In 1998, recognizing the importance of choline, the U.S. Institute of Medicine recommended minimum daily intakes. These range from 425 mg/day for women to 550 mg/day for men, and 450 mg/day and 550 mg/day for pregnant and breastfeeding women, respectively, because of the critical role the nutrient has in fetal development. In 2016, the European Food Safety Authority published similar daily requirements.
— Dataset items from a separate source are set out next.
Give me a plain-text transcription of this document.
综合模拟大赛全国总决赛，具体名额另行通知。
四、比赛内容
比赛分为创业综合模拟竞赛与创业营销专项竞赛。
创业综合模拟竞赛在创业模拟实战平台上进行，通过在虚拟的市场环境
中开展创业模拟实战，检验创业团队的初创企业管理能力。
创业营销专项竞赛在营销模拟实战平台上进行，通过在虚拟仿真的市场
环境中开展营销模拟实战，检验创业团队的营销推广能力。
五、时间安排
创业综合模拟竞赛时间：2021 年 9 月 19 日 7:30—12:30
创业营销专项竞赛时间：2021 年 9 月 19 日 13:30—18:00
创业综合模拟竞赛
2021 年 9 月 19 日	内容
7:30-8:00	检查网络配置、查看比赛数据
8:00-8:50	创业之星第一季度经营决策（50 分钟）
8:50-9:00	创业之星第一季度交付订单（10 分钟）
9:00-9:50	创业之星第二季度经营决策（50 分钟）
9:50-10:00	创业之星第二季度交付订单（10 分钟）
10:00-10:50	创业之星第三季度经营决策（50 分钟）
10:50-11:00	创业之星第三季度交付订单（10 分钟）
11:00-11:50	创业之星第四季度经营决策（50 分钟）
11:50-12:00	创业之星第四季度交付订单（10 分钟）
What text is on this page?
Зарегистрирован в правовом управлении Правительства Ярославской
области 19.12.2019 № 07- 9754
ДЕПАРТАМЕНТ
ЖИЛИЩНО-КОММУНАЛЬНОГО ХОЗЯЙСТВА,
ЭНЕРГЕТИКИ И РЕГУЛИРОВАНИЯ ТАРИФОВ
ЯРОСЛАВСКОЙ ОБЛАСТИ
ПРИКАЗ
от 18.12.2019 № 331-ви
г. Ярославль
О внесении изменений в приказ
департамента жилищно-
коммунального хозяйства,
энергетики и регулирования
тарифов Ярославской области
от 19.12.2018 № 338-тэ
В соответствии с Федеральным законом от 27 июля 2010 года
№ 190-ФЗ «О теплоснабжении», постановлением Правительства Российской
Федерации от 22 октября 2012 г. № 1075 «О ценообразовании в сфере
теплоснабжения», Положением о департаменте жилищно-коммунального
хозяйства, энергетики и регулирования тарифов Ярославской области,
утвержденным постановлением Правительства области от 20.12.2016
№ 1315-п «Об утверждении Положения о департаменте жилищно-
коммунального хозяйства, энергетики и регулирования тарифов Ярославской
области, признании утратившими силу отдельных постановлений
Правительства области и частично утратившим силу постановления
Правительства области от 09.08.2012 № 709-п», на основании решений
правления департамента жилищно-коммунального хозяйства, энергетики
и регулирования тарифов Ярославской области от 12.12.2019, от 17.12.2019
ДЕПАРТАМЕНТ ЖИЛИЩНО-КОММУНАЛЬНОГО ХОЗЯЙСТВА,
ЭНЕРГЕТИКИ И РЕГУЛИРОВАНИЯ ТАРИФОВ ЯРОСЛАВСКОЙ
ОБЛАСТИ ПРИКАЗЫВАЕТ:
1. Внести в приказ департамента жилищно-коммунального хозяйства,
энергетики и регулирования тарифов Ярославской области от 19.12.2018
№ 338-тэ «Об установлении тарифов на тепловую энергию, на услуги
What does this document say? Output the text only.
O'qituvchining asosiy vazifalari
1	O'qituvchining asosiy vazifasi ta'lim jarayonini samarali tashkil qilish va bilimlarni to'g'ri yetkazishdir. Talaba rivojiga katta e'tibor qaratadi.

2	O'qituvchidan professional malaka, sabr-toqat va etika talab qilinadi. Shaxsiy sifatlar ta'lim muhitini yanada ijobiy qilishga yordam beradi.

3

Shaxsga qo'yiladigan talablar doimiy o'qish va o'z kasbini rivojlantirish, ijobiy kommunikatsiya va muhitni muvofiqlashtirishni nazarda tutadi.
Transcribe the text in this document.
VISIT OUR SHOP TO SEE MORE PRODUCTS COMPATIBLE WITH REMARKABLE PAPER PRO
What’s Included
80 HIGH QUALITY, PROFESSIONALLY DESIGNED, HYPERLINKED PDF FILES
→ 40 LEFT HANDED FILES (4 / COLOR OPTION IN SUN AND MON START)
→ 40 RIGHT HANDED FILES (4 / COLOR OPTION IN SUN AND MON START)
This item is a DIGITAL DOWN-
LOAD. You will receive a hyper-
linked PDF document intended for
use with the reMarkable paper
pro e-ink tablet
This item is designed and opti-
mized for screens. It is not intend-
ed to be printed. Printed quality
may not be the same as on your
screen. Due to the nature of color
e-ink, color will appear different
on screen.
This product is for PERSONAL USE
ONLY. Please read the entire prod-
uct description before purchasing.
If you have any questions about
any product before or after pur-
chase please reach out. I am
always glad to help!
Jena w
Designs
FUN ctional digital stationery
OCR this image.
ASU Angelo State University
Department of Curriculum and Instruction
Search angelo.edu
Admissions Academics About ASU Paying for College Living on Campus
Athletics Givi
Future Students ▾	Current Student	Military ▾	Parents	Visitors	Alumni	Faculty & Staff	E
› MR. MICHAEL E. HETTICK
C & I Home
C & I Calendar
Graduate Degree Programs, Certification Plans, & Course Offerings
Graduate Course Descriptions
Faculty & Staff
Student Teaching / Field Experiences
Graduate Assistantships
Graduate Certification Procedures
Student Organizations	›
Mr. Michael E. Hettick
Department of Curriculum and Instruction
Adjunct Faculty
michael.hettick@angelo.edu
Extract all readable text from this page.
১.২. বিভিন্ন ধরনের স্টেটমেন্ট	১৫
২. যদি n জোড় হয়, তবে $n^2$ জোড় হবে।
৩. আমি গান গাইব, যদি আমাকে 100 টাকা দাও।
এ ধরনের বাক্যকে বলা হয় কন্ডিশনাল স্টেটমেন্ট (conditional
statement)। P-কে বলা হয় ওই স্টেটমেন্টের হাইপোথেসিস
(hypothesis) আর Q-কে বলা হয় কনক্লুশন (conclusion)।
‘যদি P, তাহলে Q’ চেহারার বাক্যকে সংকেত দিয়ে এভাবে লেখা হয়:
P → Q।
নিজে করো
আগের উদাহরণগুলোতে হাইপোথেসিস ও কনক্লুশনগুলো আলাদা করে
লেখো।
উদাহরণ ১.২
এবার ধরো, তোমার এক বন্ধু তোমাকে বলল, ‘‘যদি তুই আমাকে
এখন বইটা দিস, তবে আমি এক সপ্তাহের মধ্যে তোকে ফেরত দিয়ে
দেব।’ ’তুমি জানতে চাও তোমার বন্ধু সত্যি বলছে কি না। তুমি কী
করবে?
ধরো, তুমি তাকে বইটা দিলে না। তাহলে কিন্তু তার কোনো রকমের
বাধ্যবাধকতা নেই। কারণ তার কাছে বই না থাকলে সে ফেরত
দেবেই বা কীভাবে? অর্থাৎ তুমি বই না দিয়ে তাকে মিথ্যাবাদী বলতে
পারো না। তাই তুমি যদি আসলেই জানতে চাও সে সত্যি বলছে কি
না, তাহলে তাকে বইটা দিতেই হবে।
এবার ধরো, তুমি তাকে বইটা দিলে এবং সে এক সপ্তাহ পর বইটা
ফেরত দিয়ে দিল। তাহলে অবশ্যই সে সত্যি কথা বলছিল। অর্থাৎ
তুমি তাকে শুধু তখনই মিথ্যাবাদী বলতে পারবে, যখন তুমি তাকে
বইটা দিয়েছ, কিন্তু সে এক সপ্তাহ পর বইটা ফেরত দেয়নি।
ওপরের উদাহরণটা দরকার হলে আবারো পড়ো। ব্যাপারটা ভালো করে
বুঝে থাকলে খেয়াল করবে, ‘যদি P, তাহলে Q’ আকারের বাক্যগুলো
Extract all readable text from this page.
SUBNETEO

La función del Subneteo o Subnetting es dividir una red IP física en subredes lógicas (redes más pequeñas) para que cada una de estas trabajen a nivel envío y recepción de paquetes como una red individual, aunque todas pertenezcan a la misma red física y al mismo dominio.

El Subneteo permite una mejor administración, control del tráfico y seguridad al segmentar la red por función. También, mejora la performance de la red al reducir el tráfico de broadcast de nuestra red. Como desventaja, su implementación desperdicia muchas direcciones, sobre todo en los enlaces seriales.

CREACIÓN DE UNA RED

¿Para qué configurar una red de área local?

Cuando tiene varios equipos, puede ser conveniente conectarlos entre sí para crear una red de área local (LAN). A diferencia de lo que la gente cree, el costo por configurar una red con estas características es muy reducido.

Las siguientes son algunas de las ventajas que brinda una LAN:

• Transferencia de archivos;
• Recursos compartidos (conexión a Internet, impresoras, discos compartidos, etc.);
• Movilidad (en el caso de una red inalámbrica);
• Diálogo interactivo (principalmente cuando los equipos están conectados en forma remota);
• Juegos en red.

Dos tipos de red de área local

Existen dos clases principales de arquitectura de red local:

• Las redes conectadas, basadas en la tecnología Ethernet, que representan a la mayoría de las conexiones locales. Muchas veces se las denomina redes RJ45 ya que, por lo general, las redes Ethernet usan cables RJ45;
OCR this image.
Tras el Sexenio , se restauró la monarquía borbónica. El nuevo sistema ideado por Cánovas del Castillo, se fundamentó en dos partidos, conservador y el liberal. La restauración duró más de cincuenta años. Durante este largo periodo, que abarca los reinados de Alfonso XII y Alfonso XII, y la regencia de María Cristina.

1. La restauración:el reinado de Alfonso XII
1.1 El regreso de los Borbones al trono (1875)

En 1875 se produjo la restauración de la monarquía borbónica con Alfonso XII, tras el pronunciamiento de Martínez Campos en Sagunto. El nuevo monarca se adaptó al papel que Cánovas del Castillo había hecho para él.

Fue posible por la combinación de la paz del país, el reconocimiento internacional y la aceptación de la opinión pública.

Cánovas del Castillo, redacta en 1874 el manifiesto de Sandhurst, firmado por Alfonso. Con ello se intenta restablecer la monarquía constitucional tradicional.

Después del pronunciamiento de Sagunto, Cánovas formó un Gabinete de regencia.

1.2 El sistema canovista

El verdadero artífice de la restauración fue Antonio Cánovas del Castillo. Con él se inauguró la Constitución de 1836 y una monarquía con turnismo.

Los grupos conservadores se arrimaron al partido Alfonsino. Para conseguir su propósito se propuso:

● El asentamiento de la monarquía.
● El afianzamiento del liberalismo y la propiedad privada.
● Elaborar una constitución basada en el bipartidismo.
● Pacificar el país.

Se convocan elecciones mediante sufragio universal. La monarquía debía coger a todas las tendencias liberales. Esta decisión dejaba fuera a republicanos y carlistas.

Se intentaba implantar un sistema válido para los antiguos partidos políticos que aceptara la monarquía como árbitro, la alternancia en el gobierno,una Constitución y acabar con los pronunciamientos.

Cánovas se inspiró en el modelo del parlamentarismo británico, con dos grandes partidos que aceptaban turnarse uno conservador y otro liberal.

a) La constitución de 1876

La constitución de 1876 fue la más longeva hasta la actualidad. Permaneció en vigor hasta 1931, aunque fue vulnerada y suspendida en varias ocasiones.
Yet national dietary surveys in North America, Australia, and Europe show that habitual choline intake, on average, falls short of these recommendations.
Derbyshire finds the information on shortfalls “concerning given that current trends appear to be towards meat reduction and plant-based diets.” In light of the fact that choline is presently excluded from UK food composition databases, major dietary surveys, and dietary guidelines, she suggests that it may be time for the UK government’s independent Scientific Advisory Committee on Nutrition to consider including choline as part of UK Dietary Guidelines.
“More needs to be done to educate healthcare professionals and consumers about the importance of a choline-rich diet, and how to achieve this,” she writes. “If choline is not obtained in the levels needed from dietary sources per se, then supplementation strategies will be required, especially in relation to key stages of the life cycle, such as pregnancy, when choline intakes are critical to infant development.”